JULY 2015 BAD FAITH CASES: (1) INSURANCE BAD FAITH STATUTE DOES NOT APPLY TO SURETIES; (2) PRINCIPLES ALLOWING AWARD OF ATTORNEY’S FEES FOR BAD FAITH CONDUCT IN BRINGING/DEFENDING/PURSUING LITIGATION CANNOT BE USED TO END RUN THE INSURANCE BAD FAITH STATUTE (Philadelphia Federal)
In Board of Trustees, Roofers Union Local 30 v. Liberty Mutual Insurance Company the court reiterated, with thorough citation of authority, that Pennsylvania’s insurance bad faith statute does not apply to sureties.
The court also made clear that a plaintiff cannot use the argument that it is entitled to attorney’s fees under a bad faith, wanton, oppressive, and vexatious conduct theory, as such extraordinary relief from the “American Rule” that each side pays its own attorney’s fees in the absence of a statute or contract allocating fees, addresses an entirely different context than the insurance bad faith statute.
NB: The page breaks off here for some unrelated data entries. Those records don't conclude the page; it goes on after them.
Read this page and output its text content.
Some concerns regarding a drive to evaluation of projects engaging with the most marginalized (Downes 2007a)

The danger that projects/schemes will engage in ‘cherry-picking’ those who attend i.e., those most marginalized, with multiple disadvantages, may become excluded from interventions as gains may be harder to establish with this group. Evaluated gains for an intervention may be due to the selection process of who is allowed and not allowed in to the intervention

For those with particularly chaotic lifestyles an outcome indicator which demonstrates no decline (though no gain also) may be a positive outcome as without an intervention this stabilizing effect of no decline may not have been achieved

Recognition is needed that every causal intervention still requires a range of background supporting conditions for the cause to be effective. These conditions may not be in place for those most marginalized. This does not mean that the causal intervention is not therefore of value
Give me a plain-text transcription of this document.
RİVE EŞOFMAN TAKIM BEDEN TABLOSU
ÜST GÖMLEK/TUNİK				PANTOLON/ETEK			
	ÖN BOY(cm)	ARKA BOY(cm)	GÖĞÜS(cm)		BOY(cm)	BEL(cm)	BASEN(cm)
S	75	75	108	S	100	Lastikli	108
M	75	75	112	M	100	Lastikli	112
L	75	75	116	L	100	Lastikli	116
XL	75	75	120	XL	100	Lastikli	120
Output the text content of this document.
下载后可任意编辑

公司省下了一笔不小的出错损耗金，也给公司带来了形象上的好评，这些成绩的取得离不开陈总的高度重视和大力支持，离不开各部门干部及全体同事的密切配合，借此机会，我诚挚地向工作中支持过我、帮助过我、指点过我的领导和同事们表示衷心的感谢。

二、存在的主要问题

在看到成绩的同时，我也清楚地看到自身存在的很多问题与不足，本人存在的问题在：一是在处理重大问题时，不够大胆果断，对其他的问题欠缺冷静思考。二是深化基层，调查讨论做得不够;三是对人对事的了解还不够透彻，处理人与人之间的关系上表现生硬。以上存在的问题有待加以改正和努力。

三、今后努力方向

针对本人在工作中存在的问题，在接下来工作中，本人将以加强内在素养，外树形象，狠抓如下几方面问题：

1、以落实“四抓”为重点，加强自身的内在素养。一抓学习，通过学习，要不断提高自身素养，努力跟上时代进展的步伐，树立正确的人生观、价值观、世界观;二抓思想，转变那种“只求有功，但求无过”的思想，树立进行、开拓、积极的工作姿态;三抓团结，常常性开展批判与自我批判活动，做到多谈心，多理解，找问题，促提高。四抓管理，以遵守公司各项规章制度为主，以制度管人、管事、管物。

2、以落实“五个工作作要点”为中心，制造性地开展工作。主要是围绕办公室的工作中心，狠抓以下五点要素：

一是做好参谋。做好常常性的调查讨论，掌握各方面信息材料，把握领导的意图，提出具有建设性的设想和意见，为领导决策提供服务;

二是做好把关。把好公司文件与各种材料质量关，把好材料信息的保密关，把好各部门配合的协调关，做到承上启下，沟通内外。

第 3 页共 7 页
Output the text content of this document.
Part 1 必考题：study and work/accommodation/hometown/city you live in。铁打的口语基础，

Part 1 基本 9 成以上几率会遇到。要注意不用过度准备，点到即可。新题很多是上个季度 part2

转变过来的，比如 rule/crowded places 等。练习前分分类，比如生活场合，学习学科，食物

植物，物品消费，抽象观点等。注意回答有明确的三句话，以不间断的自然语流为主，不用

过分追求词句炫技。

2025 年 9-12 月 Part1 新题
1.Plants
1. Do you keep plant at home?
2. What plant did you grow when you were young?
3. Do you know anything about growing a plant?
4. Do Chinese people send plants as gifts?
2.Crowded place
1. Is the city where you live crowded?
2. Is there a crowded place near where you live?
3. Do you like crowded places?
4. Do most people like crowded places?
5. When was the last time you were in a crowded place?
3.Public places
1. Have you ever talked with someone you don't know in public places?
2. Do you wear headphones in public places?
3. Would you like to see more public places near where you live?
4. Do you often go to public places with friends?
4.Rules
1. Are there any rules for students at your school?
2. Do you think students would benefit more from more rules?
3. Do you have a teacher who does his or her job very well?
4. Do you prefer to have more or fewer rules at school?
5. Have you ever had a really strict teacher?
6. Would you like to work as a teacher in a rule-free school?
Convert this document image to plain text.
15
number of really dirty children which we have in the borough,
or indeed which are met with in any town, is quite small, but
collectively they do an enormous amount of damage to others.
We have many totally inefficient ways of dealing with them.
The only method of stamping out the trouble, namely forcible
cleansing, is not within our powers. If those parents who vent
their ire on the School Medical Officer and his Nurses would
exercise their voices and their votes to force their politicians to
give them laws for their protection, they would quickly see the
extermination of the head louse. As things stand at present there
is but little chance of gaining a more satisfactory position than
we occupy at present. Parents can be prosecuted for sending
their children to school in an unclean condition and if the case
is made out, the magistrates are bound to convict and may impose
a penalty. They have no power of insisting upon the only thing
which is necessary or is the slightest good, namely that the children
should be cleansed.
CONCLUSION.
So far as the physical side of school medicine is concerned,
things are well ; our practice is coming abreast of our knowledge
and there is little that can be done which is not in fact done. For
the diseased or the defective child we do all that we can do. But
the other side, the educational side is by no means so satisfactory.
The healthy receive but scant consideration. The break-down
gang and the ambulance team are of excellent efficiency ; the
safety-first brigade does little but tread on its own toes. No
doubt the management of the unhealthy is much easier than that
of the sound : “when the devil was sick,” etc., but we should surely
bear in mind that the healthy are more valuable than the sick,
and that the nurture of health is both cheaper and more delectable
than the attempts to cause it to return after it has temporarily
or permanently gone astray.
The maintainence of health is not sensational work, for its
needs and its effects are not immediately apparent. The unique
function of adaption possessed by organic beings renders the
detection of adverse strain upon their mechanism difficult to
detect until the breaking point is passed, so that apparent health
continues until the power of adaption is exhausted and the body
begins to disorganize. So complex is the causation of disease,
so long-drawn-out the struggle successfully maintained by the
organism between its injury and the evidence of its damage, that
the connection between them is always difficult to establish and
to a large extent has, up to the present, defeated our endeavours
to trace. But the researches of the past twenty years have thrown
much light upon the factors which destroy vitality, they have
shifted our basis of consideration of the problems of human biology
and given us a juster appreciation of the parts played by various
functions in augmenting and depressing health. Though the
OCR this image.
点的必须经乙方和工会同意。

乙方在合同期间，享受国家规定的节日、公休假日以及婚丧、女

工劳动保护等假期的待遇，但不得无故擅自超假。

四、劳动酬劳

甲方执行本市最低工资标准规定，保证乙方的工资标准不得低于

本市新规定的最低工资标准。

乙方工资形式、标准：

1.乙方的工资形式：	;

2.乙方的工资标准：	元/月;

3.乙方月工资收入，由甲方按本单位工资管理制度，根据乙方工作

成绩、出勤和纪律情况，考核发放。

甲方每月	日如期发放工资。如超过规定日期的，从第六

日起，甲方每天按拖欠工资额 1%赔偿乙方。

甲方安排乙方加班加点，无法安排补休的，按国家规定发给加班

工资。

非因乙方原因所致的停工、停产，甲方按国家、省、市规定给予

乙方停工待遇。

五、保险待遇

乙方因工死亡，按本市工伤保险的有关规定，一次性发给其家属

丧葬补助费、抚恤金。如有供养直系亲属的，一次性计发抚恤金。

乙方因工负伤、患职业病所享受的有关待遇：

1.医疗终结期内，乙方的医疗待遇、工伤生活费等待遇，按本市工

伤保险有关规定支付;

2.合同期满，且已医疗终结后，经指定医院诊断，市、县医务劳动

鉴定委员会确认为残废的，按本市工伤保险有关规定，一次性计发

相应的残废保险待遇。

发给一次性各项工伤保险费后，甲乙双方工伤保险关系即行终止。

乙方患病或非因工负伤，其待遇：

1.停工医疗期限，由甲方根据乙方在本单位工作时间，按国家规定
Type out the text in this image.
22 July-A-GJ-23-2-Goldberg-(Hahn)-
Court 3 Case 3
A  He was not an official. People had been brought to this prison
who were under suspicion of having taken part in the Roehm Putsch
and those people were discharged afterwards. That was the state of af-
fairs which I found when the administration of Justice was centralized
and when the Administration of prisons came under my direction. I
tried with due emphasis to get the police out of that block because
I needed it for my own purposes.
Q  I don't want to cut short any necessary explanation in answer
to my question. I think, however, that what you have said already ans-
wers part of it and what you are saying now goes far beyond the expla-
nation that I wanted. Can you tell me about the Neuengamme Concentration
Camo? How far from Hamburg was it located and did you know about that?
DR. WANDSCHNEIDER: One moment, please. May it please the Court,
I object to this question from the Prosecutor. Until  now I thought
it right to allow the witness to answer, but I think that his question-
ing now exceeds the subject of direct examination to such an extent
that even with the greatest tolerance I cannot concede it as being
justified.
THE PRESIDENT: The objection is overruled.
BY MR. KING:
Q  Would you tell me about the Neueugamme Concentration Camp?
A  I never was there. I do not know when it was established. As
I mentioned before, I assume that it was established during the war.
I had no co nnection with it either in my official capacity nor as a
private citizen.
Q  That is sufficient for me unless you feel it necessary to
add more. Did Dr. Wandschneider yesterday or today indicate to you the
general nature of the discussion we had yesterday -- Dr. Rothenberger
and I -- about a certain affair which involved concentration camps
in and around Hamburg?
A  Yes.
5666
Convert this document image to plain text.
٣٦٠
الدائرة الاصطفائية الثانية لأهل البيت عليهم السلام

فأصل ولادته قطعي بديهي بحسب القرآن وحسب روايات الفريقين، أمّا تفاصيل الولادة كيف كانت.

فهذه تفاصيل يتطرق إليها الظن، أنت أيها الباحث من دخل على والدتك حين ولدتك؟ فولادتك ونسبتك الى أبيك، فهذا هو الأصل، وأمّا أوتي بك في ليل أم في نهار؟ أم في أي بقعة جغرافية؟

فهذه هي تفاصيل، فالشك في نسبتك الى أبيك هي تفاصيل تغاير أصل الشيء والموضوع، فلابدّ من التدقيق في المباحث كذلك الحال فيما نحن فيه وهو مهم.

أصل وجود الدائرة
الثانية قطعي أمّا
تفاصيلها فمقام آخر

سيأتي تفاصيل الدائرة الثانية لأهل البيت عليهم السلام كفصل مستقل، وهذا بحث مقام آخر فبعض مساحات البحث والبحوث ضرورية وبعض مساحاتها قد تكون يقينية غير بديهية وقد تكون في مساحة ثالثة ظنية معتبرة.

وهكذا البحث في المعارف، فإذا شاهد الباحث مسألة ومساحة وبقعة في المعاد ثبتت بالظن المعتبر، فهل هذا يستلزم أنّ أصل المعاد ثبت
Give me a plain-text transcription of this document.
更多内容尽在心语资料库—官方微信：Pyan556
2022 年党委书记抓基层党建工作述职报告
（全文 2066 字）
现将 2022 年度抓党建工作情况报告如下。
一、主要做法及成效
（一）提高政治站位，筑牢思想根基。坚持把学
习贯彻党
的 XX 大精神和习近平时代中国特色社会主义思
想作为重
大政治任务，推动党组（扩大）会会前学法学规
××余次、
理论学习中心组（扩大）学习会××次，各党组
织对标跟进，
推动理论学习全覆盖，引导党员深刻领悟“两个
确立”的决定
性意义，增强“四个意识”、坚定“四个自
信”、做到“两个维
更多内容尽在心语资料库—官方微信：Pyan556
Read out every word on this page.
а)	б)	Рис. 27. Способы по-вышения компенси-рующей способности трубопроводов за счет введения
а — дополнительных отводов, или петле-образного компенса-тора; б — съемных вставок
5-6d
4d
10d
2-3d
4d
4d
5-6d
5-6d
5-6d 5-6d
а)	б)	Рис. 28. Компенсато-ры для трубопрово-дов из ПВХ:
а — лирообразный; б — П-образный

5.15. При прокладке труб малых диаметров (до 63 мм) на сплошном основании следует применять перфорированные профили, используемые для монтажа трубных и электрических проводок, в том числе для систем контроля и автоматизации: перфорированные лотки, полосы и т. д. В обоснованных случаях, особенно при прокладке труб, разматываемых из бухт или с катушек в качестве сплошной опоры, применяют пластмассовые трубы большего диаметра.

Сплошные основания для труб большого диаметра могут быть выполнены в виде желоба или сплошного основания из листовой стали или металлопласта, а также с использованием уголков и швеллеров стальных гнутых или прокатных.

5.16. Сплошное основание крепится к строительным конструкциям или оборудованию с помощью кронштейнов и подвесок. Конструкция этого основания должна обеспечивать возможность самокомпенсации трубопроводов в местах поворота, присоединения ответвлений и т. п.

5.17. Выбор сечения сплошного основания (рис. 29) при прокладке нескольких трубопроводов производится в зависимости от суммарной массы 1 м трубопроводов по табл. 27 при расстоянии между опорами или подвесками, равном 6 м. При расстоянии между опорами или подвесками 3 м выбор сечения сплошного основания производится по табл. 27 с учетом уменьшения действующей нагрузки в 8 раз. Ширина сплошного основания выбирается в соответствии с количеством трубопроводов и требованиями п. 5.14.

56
This exception, as set forth in federal case law cited by the court, “deals with either bad faith initiation/defense of the lawsuit or conduct of the party or its attorney during the course of the litigation—it is not intended as an end run around the insurance bad faith statutes or to punish bad faith that does not involve willful abuse of the judicial process.”
Though not mentioned in this federal opinion discussing Third Circuit case law on awarding attorney’s fees in this limited context, the same argument would likely apply to Pennsylvania statutes 42 Pa.C.S. §§ 2503(6)(7)(9), on the right to receive attorney’s fees as taxable litigation costs:
“The following participants shall be entitled to a reasonable counsel fee as part of the taxable costs of the matter: (6) Any participant who is awarded counsel fees as a sanction against another participant for violation of any general rule which expressly prescribes the award of counsel fees as a sanction for dilatory, obdurate or vexatious conduct during the pendency of any matter. (7) Any participant who is awarded counsel fees as a sanction against another participant for dilatory, obdurate or vexatious conduct during the pendency of a matter. (9) Any participant who is awarded counsel fees because the conduct of another party in commencing the matter or otherwise was arbitrary, vexatious or in bad faith.”